Ein vernichtendes Urteil über die Aussagekraft von Schul- und Arbeitszeugnissen fällt Dr. Werner M. Ruschke in seinem Beitrag zum aktuellen Reader "Mitarbeiter führen und Entscheidungen verantworten": Die Papiere "spielen für mich eine nur sehr untergeordnete Rolle".

Diese Haltung überrascht umso mehr, als Ruschke in seiner Funktion als Vorstandsvorsitzender des Evangelischen Perthes-Werkes in Münster/Westf. über eine mehr als vierzigjährige Erfahrung im Personalmanagement verfügt und seit fast drei Jahrzehnten für die Vergabe von Führungspositionen verantwortlich ist.

"Bei Bewerbungen wird von mir die gegenwärtige Person beurteilt, kaum aber die schulischen Leistungen oder Nicht-Leistungen", erläutert Ruschke seine Geringschätzung von Schulzeugnissen und fügt an, je älter sie seien desto geringer sei ihre Aussagekraft.

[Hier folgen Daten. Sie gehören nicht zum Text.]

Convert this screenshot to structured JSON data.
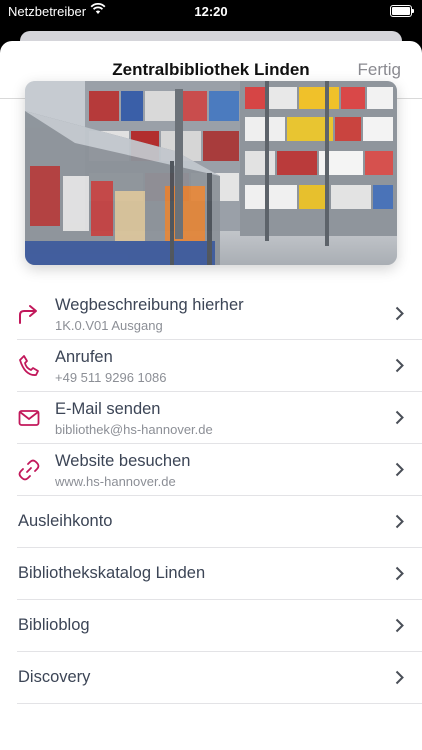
{
  "status_bar": {
    "carrier": "Netzbetreiber",
    "time": "12:20"
  },
  "navbar": {
    "title": "Zentralbibliothek Linden",
    "done_label": "Fertig"
  },
  "actions": [
    {
      "label": "Wegbeschreibung hierher",
      "detail": "1K.0.V01 Ausgang",
      "icon": "directions-arrow-icon"
    },
    {
      "label": "Anrufen",
      "detail": "+49 511 9296 1086",
      "icon": "phone-icon"
    },
    {
      "label": "E-Mail senden",
      "detail": "bibliothek@hs-hannover.de",
      "icon": "mail-icon"
    },
    {
      "label": "Website besuchen",
      "detail": "www.hs-hannover.de",
      "icon": "link-icon"
    }
  ],
  "links": [
    {
      "label": "Ausleihkonto"
    },
    {
      "label": "Bibliothekskatalog Linden"
    },
    {
      "label": "Biblioblog"
    },
    {
      "label": "Discovery"
    }
  ],
  "colors": {
    "accent": "#c2185b",
    "text": "#3c4556",
    "detail": "#8c8f96",
    "done": "#8a8a90"
  }
}
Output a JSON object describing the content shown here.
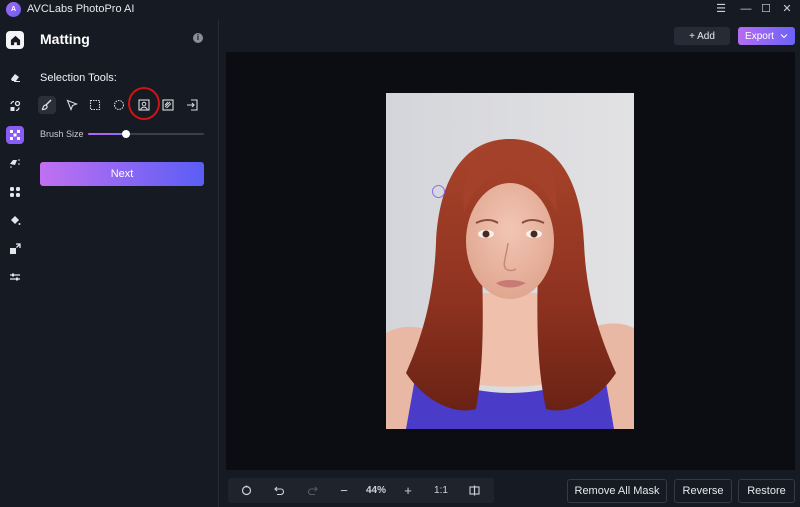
{
  "app": {
    "title": "AVCLabs PhotoPro AI",
    "logo_text": "A"
  },
  "window_controls": {
    "menu": "☰",
    "minimize": "—",
    "maximize": "☐",
    "close": "✕"
  },
  "rail": {
    "items": [
      {
        "name": "home",
        "icon": "home-icon"
      },
      {
        "name": "eraser",
        "icon": "eraser-icon"
      },
      {
        "name": "object-swap",
        "icon": "shapes-icon"
      },
      {
        "name": "matting",
        "icon": "matting-icon",
        "active": true
      },
      {
        "name": "enhance",
        "icon": "sparkle-icon"
      },
      {
        "name": "face",
        "icon": "face-icon"
      },
      {
        "name": "colorize",
        "icon": "paint-bucket-icon"
      },
      {
        "name": "upscale",
        "icon": "expand-icon"
      },
      {
        "name": "adjust",
        "icon": "sliders-icon"
      }
    ]
  },
  "panel": {
    "title": "Matting",
    "info_icon": "i",
    "selection_tools_label": "Selection Tools:",
    "tools": [
      {
        "name": "brush",
        "active": true
      },
      {
        "name": "pointer"
      },
      {
        "name": "rectangle"
      },
      {
        "name": "ellipse"
      },
      {
        "name": "portrait",
        "highlighted": true
      },
      {
        "name": "pattern"
      },
      {
        "name": "import"
      }
    ],
    "brush_size_label": "Brush Size",
    "brush_size_fraction": 0.33,
    "next_label": "Next"
  },
  "header": {
    "add_label": "+ Add",
    "export_label": "Export",
    "export_caret": "⌄"
  },
  "bottom_toolbar": {
    "zoom_level": "44%",
    "one_to_one": "1:1",
    "minus": "−",
    "plus": "+"
  },
  "actions": {
    "remove_all_mask": "Remove All Mask",
    "reverse": "Reverse",
    "restore": "Restore"
  },
  "colors": {
    "accent_start": "#c170f2",
    "accent_end": "#5a5ef5",
    "highlight_ring": "#d01414"
  }
}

Besonders aber bei Arbeitszeugnissen ist für Ruschke die Aussagekraft null und nichtig. "Ich selbst habe aus juristischer Notwendigkeit viele wohlwollende Arbeitszeugnisse unterschreiben müssen, die den erbrachten Leistungen auch bei wohlwollender Betrachtung kaum entsprachen".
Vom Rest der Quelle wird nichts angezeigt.